The electrode-to-electrode reproducibility of the biosensor was studied at seven different electrodes under the same conditions independently. The relative standard deviation of the seven biosensors response to 120 μM H2O2 was around 4%, indicating a good electrode-to-electrode reproducibility. The biosensor was measured two times by cyclic voltammogram when it was immersed in pH 7.0 PBS for the time interval of 4 h. The decrease of the cathodic peak current was less than 2% after 4 h, suggesting that the biosensor had a good stability. Additionally, the biosensor could retain 95% of its initial response after 10-day storage in pH 7.0 PBS, suggesting that the biosensor had an acceptable long-term stability.
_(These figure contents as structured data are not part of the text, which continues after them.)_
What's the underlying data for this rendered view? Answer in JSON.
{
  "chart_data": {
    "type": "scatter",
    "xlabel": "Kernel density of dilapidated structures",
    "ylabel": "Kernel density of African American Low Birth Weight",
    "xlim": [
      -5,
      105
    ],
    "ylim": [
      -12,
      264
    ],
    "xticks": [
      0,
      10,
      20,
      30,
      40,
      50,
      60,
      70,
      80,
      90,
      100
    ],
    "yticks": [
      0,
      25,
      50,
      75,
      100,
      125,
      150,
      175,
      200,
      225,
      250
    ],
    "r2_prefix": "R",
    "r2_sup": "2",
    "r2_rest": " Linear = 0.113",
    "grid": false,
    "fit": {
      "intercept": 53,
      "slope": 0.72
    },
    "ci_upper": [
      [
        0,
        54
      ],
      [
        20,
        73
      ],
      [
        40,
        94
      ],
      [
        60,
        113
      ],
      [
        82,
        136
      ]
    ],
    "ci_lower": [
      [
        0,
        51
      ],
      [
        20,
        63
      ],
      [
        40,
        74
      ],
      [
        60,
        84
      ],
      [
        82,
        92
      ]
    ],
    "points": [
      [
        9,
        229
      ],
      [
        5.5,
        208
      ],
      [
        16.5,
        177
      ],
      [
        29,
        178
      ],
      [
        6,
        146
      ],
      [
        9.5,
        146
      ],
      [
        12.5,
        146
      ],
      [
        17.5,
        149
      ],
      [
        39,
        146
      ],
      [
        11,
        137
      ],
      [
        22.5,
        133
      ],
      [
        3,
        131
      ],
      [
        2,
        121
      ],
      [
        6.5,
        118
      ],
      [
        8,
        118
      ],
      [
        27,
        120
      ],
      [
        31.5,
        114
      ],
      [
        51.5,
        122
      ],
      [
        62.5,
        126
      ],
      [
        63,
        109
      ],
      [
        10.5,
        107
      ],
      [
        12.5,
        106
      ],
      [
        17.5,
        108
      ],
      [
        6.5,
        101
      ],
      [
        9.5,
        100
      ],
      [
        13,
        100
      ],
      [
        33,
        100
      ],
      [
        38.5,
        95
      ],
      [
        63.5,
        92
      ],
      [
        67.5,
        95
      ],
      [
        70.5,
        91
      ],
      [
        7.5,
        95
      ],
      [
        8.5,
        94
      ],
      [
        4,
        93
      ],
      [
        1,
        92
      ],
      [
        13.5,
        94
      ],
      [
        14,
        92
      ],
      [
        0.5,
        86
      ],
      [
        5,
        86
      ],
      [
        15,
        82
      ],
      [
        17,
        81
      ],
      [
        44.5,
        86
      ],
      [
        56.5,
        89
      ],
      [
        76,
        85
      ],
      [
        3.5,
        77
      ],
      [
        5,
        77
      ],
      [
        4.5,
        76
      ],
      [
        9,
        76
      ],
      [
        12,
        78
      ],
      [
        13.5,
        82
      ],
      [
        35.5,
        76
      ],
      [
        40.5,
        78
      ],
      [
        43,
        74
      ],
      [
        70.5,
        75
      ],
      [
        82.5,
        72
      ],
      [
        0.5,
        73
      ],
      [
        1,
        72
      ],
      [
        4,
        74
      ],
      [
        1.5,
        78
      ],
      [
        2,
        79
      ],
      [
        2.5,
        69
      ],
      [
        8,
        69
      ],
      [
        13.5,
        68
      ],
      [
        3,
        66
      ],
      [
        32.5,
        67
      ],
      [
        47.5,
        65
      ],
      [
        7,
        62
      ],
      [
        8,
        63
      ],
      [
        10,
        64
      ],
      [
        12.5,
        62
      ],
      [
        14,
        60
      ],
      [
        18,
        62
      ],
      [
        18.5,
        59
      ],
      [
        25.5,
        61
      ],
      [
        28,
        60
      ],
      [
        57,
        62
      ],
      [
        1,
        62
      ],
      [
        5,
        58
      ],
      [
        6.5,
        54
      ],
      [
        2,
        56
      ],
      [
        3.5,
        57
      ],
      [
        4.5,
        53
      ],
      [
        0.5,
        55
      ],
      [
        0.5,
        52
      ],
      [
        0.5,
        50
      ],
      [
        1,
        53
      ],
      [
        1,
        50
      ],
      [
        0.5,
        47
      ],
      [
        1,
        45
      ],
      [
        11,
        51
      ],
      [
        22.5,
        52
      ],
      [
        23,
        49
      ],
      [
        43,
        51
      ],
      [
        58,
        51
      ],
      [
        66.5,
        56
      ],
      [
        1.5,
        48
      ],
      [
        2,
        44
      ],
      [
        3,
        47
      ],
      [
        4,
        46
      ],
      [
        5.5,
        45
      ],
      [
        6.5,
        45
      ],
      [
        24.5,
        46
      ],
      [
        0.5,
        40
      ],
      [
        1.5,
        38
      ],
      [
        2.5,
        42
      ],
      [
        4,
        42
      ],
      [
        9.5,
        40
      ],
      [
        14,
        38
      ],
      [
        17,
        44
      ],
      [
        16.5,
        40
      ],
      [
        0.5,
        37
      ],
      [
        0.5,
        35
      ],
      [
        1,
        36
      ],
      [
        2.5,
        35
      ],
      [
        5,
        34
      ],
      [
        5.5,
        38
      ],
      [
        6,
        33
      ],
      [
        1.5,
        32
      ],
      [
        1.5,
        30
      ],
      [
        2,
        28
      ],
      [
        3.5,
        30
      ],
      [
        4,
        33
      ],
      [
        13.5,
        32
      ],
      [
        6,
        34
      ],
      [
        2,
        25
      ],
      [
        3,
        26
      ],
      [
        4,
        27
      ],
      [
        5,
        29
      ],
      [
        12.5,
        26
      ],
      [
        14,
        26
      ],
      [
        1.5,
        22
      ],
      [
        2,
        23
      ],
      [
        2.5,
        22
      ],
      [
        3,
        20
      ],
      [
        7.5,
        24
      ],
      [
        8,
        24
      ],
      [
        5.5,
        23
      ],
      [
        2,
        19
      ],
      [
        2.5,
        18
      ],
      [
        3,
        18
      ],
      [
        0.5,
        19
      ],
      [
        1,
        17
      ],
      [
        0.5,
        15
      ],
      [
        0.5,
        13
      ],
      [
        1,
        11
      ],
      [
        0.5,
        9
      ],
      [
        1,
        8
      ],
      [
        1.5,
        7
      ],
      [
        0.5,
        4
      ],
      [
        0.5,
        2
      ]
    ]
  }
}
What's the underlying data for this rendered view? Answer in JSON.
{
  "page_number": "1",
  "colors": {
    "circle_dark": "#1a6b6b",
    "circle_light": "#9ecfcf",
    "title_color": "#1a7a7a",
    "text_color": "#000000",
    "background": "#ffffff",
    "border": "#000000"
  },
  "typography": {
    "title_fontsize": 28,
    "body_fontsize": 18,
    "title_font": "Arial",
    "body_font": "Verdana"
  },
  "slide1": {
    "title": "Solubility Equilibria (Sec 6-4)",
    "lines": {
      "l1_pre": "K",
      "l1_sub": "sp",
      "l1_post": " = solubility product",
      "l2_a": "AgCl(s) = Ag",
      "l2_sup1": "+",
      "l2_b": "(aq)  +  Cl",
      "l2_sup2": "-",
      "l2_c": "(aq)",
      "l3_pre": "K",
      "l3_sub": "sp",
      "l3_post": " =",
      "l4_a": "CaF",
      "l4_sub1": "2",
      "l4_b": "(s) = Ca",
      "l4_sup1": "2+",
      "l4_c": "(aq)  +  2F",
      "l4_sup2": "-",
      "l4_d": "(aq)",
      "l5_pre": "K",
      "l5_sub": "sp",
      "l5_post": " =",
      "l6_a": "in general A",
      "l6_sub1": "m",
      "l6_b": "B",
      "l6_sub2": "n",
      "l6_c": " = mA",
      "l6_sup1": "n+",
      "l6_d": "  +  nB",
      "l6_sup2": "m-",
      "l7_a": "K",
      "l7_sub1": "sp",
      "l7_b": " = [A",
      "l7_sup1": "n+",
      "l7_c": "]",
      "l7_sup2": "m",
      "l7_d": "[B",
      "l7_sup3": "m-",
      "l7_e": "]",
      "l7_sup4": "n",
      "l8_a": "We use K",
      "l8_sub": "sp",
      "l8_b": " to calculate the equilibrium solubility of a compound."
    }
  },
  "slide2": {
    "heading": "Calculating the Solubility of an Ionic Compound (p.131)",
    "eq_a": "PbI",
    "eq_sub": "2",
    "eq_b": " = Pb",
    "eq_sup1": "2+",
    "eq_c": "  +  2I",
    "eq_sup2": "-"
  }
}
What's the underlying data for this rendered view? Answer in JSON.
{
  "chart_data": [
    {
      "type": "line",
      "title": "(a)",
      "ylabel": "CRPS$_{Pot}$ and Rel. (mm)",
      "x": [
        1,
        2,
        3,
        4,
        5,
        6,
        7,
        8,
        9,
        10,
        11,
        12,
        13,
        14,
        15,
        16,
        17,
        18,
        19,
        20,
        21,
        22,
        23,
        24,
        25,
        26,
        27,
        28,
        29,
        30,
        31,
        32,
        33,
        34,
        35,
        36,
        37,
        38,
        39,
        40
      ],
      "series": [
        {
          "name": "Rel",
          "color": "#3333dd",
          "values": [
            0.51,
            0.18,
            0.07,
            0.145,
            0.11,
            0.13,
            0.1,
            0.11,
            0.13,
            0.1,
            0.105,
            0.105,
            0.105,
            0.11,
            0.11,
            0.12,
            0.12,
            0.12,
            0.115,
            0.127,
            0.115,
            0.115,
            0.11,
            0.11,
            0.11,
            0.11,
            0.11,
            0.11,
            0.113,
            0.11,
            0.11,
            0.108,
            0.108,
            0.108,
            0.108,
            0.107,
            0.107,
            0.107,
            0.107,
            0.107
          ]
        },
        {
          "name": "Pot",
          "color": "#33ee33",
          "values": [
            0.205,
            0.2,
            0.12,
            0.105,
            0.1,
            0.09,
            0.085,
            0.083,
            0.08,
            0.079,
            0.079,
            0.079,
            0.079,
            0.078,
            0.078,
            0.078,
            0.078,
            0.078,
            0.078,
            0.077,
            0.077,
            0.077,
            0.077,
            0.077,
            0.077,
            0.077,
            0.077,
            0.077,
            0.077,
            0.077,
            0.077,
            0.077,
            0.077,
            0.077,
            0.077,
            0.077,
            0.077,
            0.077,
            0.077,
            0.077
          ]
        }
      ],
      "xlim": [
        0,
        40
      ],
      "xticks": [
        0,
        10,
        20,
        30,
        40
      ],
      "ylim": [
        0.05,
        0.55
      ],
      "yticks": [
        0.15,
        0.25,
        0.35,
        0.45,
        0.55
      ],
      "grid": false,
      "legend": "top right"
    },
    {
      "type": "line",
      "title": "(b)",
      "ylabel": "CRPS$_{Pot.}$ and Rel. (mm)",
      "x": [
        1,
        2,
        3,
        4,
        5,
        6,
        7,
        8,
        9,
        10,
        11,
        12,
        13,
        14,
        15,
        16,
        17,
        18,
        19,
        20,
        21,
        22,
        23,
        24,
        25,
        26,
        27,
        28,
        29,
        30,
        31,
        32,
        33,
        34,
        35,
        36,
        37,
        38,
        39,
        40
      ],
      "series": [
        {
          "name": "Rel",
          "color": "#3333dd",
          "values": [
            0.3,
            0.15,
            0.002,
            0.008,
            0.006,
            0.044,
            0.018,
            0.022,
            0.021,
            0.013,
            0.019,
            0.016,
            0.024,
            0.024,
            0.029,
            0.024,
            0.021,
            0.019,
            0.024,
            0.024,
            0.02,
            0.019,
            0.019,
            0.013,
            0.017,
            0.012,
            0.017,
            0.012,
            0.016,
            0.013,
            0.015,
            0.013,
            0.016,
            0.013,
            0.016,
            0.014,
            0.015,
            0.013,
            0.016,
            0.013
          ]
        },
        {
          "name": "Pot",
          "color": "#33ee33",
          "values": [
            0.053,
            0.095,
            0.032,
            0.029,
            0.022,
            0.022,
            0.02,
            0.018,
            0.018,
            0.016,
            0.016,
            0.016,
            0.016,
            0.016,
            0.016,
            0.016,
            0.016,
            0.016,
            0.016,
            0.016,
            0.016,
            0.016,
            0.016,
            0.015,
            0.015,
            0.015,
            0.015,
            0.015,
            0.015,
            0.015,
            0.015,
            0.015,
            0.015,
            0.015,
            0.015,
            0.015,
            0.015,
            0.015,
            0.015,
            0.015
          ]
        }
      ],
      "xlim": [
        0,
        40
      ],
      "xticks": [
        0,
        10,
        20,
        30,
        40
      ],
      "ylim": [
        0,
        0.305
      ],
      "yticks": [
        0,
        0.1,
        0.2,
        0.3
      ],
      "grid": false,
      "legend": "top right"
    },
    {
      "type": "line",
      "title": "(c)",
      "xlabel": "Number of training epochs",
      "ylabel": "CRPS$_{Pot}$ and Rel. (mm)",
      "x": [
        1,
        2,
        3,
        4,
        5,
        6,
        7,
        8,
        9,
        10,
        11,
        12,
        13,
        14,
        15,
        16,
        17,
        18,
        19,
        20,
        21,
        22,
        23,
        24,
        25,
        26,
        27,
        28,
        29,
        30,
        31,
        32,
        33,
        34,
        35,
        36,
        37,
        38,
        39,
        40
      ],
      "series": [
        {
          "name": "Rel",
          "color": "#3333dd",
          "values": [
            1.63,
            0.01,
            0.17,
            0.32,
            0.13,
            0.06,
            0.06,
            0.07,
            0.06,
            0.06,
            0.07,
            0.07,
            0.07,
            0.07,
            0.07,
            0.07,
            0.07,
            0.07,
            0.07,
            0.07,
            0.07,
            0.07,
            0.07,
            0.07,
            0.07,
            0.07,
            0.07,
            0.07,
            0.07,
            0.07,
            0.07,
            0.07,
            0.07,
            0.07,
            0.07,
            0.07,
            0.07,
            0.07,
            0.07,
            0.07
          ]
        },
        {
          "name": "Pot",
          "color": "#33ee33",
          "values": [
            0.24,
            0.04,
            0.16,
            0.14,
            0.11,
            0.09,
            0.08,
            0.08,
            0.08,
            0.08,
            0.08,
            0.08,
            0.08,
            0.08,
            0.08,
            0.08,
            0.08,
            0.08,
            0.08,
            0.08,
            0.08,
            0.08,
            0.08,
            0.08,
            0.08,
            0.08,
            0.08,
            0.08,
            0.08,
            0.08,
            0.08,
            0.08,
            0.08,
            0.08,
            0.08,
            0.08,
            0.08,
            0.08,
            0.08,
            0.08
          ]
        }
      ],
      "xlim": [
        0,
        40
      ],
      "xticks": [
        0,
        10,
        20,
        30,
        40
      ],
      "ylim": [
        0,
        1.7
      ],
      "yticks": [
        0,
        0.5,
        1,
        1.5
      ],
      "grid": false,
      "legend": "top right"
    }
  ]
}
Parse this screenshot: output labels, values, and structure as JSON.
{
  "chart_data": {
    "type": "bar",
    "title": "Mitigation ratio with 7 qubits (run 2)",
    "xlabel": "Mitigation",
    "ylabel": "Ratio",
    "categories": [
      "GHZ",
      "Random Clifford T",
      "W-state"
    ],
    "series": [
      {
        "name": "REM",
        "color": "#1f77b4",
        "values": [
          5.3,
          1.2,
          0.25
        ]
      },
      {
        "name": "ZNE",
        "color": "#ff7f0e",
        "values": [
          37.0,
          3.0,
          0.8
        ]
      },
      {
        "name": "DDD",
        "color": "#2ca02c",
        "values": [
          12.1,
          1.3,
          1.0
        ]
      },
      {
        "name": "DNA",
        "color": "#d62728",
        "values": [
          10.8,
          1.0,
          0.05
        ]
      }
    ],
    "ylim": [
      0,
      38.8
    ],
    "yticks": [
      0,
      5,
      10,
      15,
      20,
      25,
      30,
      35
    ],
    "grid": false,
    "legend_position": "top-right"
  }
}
The good reproducibility and stability can be ascribed to the unique microstructure, shape, and good biocompatibility of the RZnOMs.

Conclusion

In summary, we have synthesized rod-constructed ZnO microspheres by a facile hydrothermal route. These unique ZnO nanomaterials that consisted of hundreds of needle-like ZnO nanorods were explored for constructing direct electrochemical biosensor and proved to be a good immobilization matrix for proteins and enzymes. The obtained results revealed that Mb entrapped in the composite film retained its essential secondary structure, and displayed a pair of quasi-reversible redox peaks at about −0.28 V in 20 mM pH 7.0 PBS. The biosensor also exhibited an excellent electrocatalytic activity and a fast amperometric response to H2O2 with wide linear range (2 to 490 μM) and low detection limit (0.21 μM), good reproducibility and stability, and good long-term stability. The relatively small K m (about 32 μM) indicated that Mb entrapped in the composite film possessed high peroxidase-like activity. The rod-constructed ZnO microspheres have been proved to be a promising matrix for immobilizing enzymes and constructing electrochemical biosensors and are also expected to find potential applications in biomedical, food, and environmental analysis and detection.